With other people also it fares just so; the object of knowledge remains no longer an object of feeling. The injuries under which the man of honor overflows and boils, are to the jurist a proof, a gloss, an illustration for the Pandect-title of injuries. The hospital physician calmly repeats, at the bedside of the patient over whom the flames of fever are raging and roaring, the few clippings from his clinic which may suit the case. The officer who, on the battle-field--the butcher's-block of humanity--strides away over mangled men, is thinking only of the evolutions and quarter-wheelings of his school of cadets, who were needed to cut out whole generations into physiognomic fragments.
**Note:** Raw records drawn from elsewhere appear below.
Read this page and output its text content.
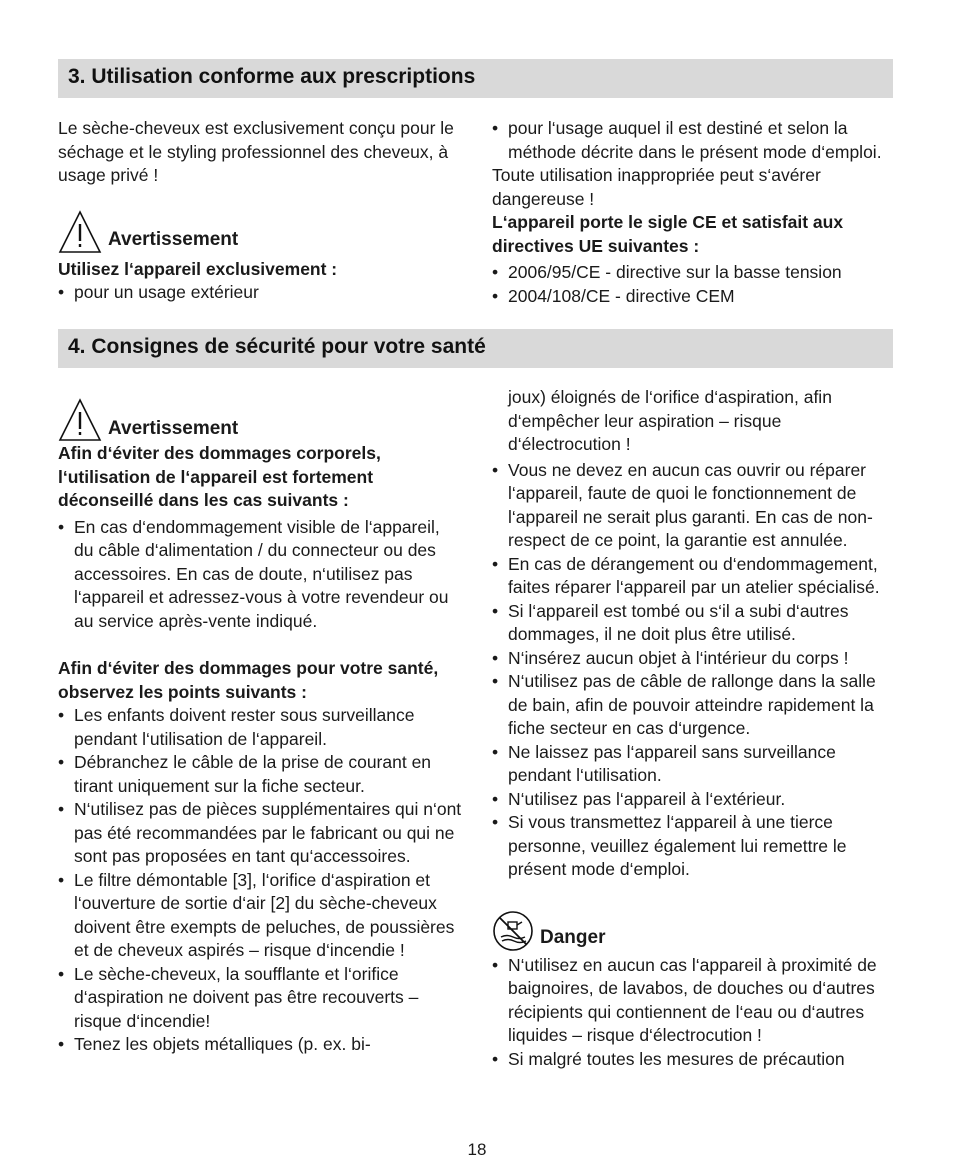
3. Utilisation conforme aux prescriptions

Le sèche-cheveux est exclusivement conçu pour le séchage et le styling professionnel des cheveux, à usage privé !

Avertissement

Utilisez l‘appareil exclusivement :

• pour un usage extérieur
• pour l‘usage auquel il est destiné et selon la méthode décrite dans le présent mode d‘emploi.

Toute utilisation inappropriée peut s‘avérer dangereuse !

L‘appareil porte le sigle CE et satisfait aux directives UE suivantes :

• 2006/95/CE - directive sur la basse tension
• 2004/108/CE - directive CEM
4. Consignes de sécurité pour votre santé
Avertissement

Afin d‘éviter des dommages corporels, l‘utilisation de l‘appareil est fortement déconseillé dans les cas suivants :

• En cas d‘endommagement visible de l‘appareil, du câble d‘alimentation / du connecteur ou des accessoires. En cas de doute, n‘utilisez pas l‘appareil et adressez-vous à votre revendeur ou au service après-vente indiqué.

Afin d‘éviter des dommages pour votre santé, observez les points suivants :

• Les enfants doivent rester sous surveillance pendant l‘utilisation de l‘appareil.
• Débranchez le câble de la prise de courant en tirant uniquement sur la fiche secteur.
• N‘utilisez pas de pièces supplémentaires qui n‘ont pas été recommandées par le fabricant ou qui ne sont pas proposées en tant qu‘accessoires.
• Le filtre démontable [3], l‘orifice d‘aspiration et l‘ouverture de sortie d‘air [2] du sèche-cheveux doivent être exempts de peluches, de poussières et de cheveux aspirés – risque d‘incendie !
• Le sèche-cheveux, la soufflante et l‘orifice d‘aspiration ne doivent pas être recouverts – risque d‘incendie!
• Tenez les objets métalliques (p. ex. bi-

joux) éloignés de l‘orifice d‘aspiration, afin d‘empêcher leur aspiration – risque d‘électrocution !

• Vous ne devez en aucun cas ouvrir ou réparer l‘appareil, faute de quoi le fonctionnement de l‘appareil ne serait plus garanti. En cas de non-respect de ce point, la garantie est annulée.
• En cas de dérangement ou d‘endommagement, faites réparer l‘appareil par un atelier spécialisé.
• Si l‘appareil est tombé ou s‘il a subi d‘autres dommages, il ne doit plus être utilisé.
• N‘insérez aucun objet à l‘intérieur du corps !
• N‘utilisez pas de câble de rallonge dans la salle de bain, afin de pouvoir atteindre rapidement la fiche secteur en cas d‘urgence.
• Ne laissez pas l‘appareil sans surveillance pendant l‘utilisation.
• N‘utilisez pas l‘appareil à l‘extérieur.
• Si vous transmettez l‘appareil à une tierce personne, veuillez également lui remettre le présent mode d‘emploi.
Danger
• N‘utilisez en aucun cas l‘appareil à proximité de baignoires, de lavabos, de douches ou d‘autres récipients qui contiennent de l‘eau ou d‘autres liquides – risque d‘électrocution !
• Si malgré toutes les mesures de précaution
18
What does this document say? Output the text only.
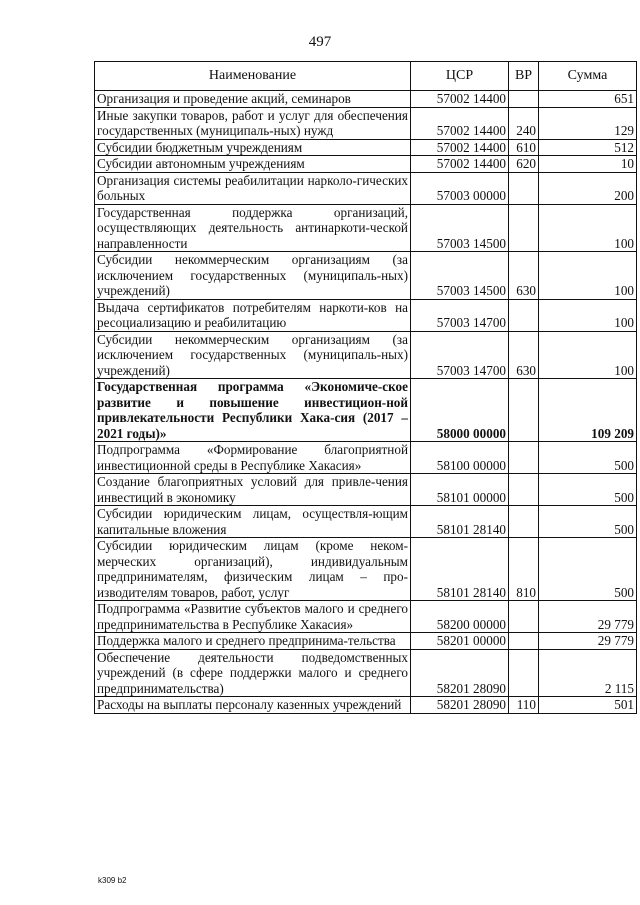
497
Наименование	ЦСР	ВР	Сумма
Организация и проведение акций, семинаров	57002 14400		651
Иные закупки товаров, работ и услуг для обеспечения государственных (муниципаль-ных) нужд	57002 14400	240	129
Субсидии бюджетным учреждениям	57002 14400	610	512
Субсидии автономным учреждениям	57002 14400	620	10
Организация системы реабилитации нарколо-гических больных	57003 00000		200
Государственная поддержка организаций, осуществляющих деятельность антинаркоти-ческой направленности	57003 14500		100
Субсидии некоммерческим организациям (за исключением государственных (муниципаль-ных) учреждений)	57003 14500	630	100
Выдача сертификатов потребителям наркоти-ков на ресоциализацию и реабилитацию	57003 14700		100
Субсидии некоммерческим организациям (за исключением государственных (муниципаль-ных) учреждений)	57003 14700	630	100
Государственная программа «Экономиче-ское развитие и повышение инвестицион-ной привлекательности Республики Хака-сия (2017 – 2021 годы)»	58000 00000		109 209
Подпрограмма «Формирование благоприятной инвестиционной среды в Республике Хакасия»	58100 00000		500
Создание благоприятных условий для привле-чения инвестиций в экономику	58101 00000		500
Субсидии юридическим лицам, осуществля-ющим капитальные вложения	58101 28140		500
Субсидии юридическим лицам (кроме неком-мерческих организаций), индивидуальным предпринимателям, физическим лицам – про-изводителям товаров, работ, услуг	58101 28140	810	500
Подпрограмма «Развитие субъектов малого и среднего предпринимательства в Республике Хакасия»	58200 00000		29 779
Поддержка малого и среднего предпринима-тельства	58201 00000		29 779
Обеспечение деятельности подведомственных учреждений (в сфере поддержки малого и среднего предпринимательства)	58201 28090		2 115
Расходы на выплаты персоналу казенных учреждений	58201 28090	110	501
k309 b2
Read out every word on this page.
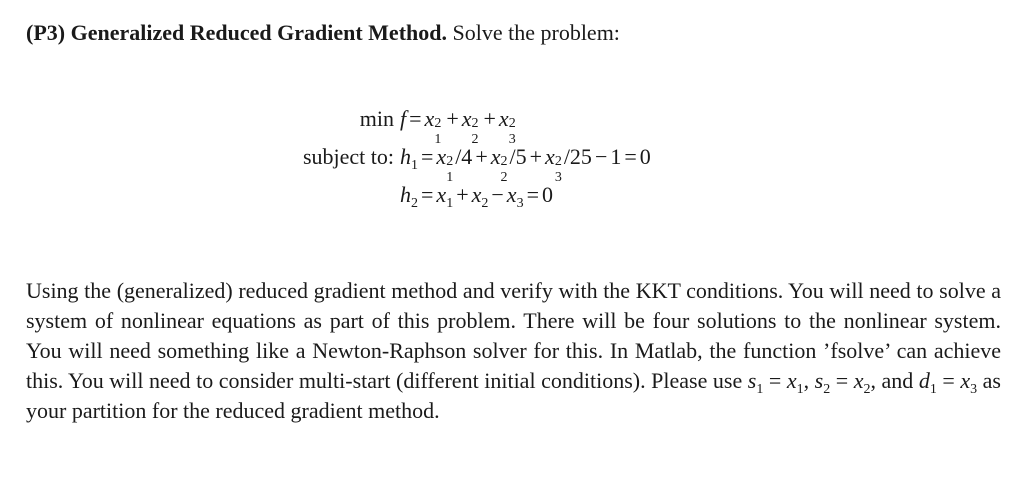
(P3) Generalized Reduced Gradient Method. Solve the problem:
min f = x 2
1
+ x 2
2
+ x 2
3
subject to: $h_1 = x$ 2
1
/4 + x 2
2
/5 + x 2
3
/25 − 1 = 0
$h_2 = x_1 + x_2 - x_3 = 0$
Using the (generalized) reduced gradient method and verify with the KKT conditions. You will need to solve a system of nonlinear equations as part of this problem. There will be four solutions to the nonlinear system. You will need something like a Newton-Raphson solver for this. In Matlab, the function ’fsolve’ can achieve this. You will need to consider multi-start (different initial conditions). Please use $s_1 = x_1$, $s_2 = x_2$, and $d_1 = x_3$ as your partition for the reduced gradient method.
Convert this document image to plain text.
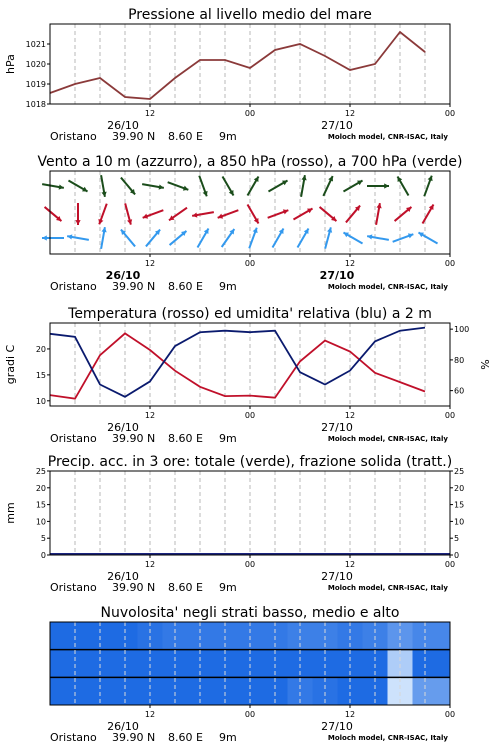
Pressione al livello medio del mare
1018
1019
1020
1021
hPa
12	00	12	00
26/10	27/10
Oristano 39.90 N 8.60 E 9m	Moloch model, CNR-ISAC, Italy
Vento a 10 m (azzurro), a 850 hPa (rosso), a 700 hPa (verde)
12	00	12	00
26/10	27/10
Oristano 39.90 N 8.60 E 9m	Moloch model, CNR-ISAC, Italy
Temperatura (rosso) ed umidita' relativa (blu) a 2 m
10
15
20
60
80
100
gradi C	%
12	00	12	00
26/10	27/10
Oristano 39.90 N 8.60 E 9m	Moloch model, CNR-ISAC, Italy
Precip. acc. in 3 ore: totale (verde), frazione solida (tratt.)
0
5
10
15
20
25
0
5
10
15
20
25
mm
12	00	12	00
26/10	27/10
Oristano 39.90 N 8.60 E 9m	Moloch model, CNR-ISAC, Italy
Nuvolosita' negli strati basso, medio e alto
12	00	12	00
26/10	27/10
Oristano 39.90 N 8.60 E 9m	Moloch model, CNR-ISAC, Italy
The battle-painter, who goes behind him, thinks and looks, indeed, upon the mangled men and upon every wound exposed to view there; but he is bent upon copying all for the Dusseldorf gallery, and the purely human feeling of this misery he only awakens by and by, through his battle-piece, in others and perhaps also in--himself. Thus does every kind of science spread a stony crust over our hearts, not the philosophic alone.
Beata almost sacrificed her eyes to the intense interest which she felt in no one else (as she thought) than the one who had gone hence. Her heavy looks were often turned toward the hermitage-mountain; at evening she herself visited it, and brought to the sleeper the last offering which friendship has then to give, in overmeasure. Thus, then, do the fangs of misfortune strike into tender hearts the most deeply; thus are the tears which man sheds so much the greater and swifter the less the earth can give him and the higher he stands above it, as the cloud which hangs higher than others over the earth, sends down the biggest drops. Nothing raised Beata up but the redoubling of the alms which she gave certain poor people weekly or after every pleasure, and her solitary intercourse with the Resident Lady, with her Laura and the two children of the gardener.